This is the experimental commandline version of the TBProfiler described here: https://genomemedicine.biomedcentral.com/articles/10.1186/s13073-015-0164-0 and is available here: http://tbdr.lshtm.ac.uk
The pipeline aligns reads to the H37Rv reference using SNAP and then looks at the coverage across a number of different candidate regions.
git clone --recursive https://github.com/jodyphelan/TBProfiler.git
cd TBProfiler
bash install_prerequisites.sh
echo "export PATH=$PWD:$PATH" >> ~/.bashrc
For OSX use:
bash osX_install_prerequisites.sh
The first argument indicates the analysis type to perform. At the moment we currently only support the calling of small variants or the detection of large deletions.
Run whole pipeline:
tb-profiler full -1 /path/to/reads_1.fastq.gz -2 /path/to/reads_2.fastq.gz -p prefix
The prefix is usefull when you need to run more that one sample. This will store BAM files, summary pileup and result files in respective directories. Results are output in text format and json format.
Example run:
mkdir test_run; cd test_run
wget ftp://ftp.sra.ebi.ac.uk/vol1/fastq/ERR166/009/ERR1664619/ERR1664619_1.fastq.gz
wget ftp://ftp.sra.ebi.ac.uk/vol1/fastq/ERR166/009/ERR1664619/ERR1664619_2.fastq.gz
../tb-profiler full -1 ERR1664619_1.fastq.gz -2 ERR1664619_2.fastq.gz -t 4 -p ERR1664619
cat results/ERR1664619.results.txt
The results from numerous runs can be collated into one table using the following command:
tb-profiler collate samples_file out_file
Where samples_file
is a list of prefixes of previously run samples and out_file
is the name of the output file.
The pipeline searches for small variants and big deletions associated with drug resistance. It will also report the lineage.

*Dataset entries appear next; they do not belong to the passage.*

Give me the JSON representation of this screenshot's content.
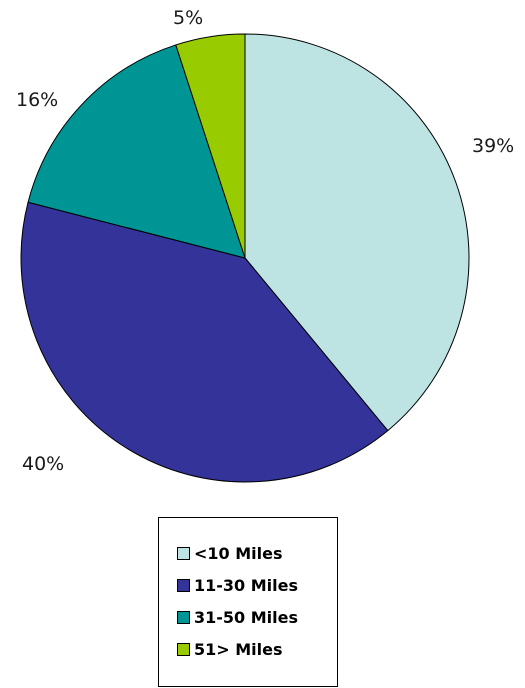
{
  "chart_data": {
    "type": "pie",
    "title": "",
    "slices": [
      {
        "label": "<10 Miles",
        "value": 39,
        "value_label": "39%",
        "color": "#bee3e3"
      },
      {
        "label": "11-30 Miles",
        "value": 40,
        "value_label": "40%",
        "color": "#333399"
      },
      {
        "label": "31-50 Miles",
        "value": 16,
        "value_label": "16%",
        "color": "#009595"
      },
      {
        "label": "51> Miles",
        "value": 5,
        "value_label": "5%",
        "color": "#99cc00"
      }
    ],
    "legend_position": "bottom",
    "slice_order": "clockwise from top"
  },
  "legend": {
    "items": [
      {
        "label": "<10 Miles",
        "color": "#bee3e3"
      },
      {
        "label": "11-30 Miles",
        "color": "#333399"
      },
      {
        "label": "31-50 Miles",
        "color": "#009595"
      },
      {
        "label": "51> Miles",
        "color": "#99cc00"
      }
    ]
  }
}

To add new mutations navigate to the db
directory and edit the drdb.txt
file.
Add a new line corresponding to the desired variant with the following columns:
- Drug - Drug name with no spaces
- Genomic position - If more than one position affected, seperate with "/".
- Reference nucleotides - String of nucleotides with length equal to the number of bases affected.
- Alternate nucleotides - String of nucleotides with length equal to the number of bases affected.
- Gene name
- Mutation - String with the mutation
After editing the file run the parse_drdb.py <prefix>
script using a prefix to generate a new database.
To use the database use the --db <prefix>
option in tb-profiler
.
ETHIONAMIDE 1674484/1674485 AT CC inhA Ile95Pro
ISONIAZID 2156118 C T katG_promoter C-7T
PYRAZINAMIDE 2288953 CC C pncA CC289C
If you would like to cite this work please use:
Coll, F. et al. Rapid determination of anti-tuberculosis drug resistance from whole-genome sequences. Genome Med. 5:51, (2015).